NBA Draft 2018: Atlanta Hawks draft Maryland basketball's Kevin Huerter with the No. 19 overall pick

Maryland basketball's Kevin Huerter was drafted No. 19 overall Thursday night by the Atlanta Hawks.

He's the Terps' highest draft pick since the Phoenix Suns drafted Alex Len fifth overall in the 2013 NBA Draft.

Huerter played two seasons with Maryland, averaging 12 points, five rebounds and three assists as a Terp. He's best known for his knockdown shooting ability, as he knocked down 46.6 percent of his shots from the field, including 39.4 percent of his three-point shots. During his sophomore season, he was better than 50 percent from the field and better than 40 percent from deep.

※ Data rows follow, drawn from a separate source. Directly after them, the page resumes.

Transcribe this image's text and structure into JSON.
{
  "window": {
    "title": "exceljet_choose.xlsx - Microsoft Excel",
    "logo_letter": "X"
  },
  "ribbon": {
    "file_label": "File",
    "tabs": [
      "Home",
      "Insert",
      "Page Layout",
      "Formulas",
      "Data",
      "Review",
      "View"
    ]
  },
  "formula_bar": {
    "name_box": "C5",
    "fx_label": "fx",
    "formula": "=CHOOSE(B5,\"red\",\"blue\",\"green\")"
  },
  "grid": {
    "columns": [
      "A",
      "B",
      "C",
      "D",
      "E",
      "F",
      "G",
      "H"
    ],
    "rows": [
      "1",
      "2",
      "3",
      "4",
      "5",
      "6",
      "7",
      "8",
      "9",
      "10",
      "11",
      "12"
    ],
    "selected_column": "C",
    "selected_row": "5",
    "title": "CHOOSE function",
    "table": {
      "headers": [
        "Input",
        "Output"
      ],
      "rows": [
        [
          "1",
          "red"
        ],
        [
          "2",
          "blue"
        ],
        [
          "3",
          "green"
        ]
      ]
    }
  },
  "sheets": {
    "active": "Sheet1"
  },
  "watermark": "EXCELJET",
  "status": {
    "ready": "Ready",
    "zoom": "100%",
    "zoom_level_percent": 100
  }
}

Back in April, when Huerter first declared for the 2018 NBA Draft without an agent, it was widely assumed he was just testing the waters to get feedback from NBA scouts and would return to school for his junior season. But an outstanding performance at the NBA Combine saw his hardly existent draft stock skyrocket. Almost overnight, Huerter's name was popping up in the first round of mock drafts, and now what seemed like a no-brainer decision to return to school wasn't so clear.

On May 30, he announced that he would leave his name in the 2018 NBA Draft and hire an agent. He recently had surgery on a torn ligament in his hand, but is expected to miss only two months and make a full recovery by the time the 2018 NBA season starts.

With the Atlanta Hawks, Huerter should pick up right where he left off shooting in college, but can also provide high basketball IQ and sneaky athleticism. He and Trae Young join Dennis Schröder and Kent Bazemore who finished last in the Eastern Conference last season.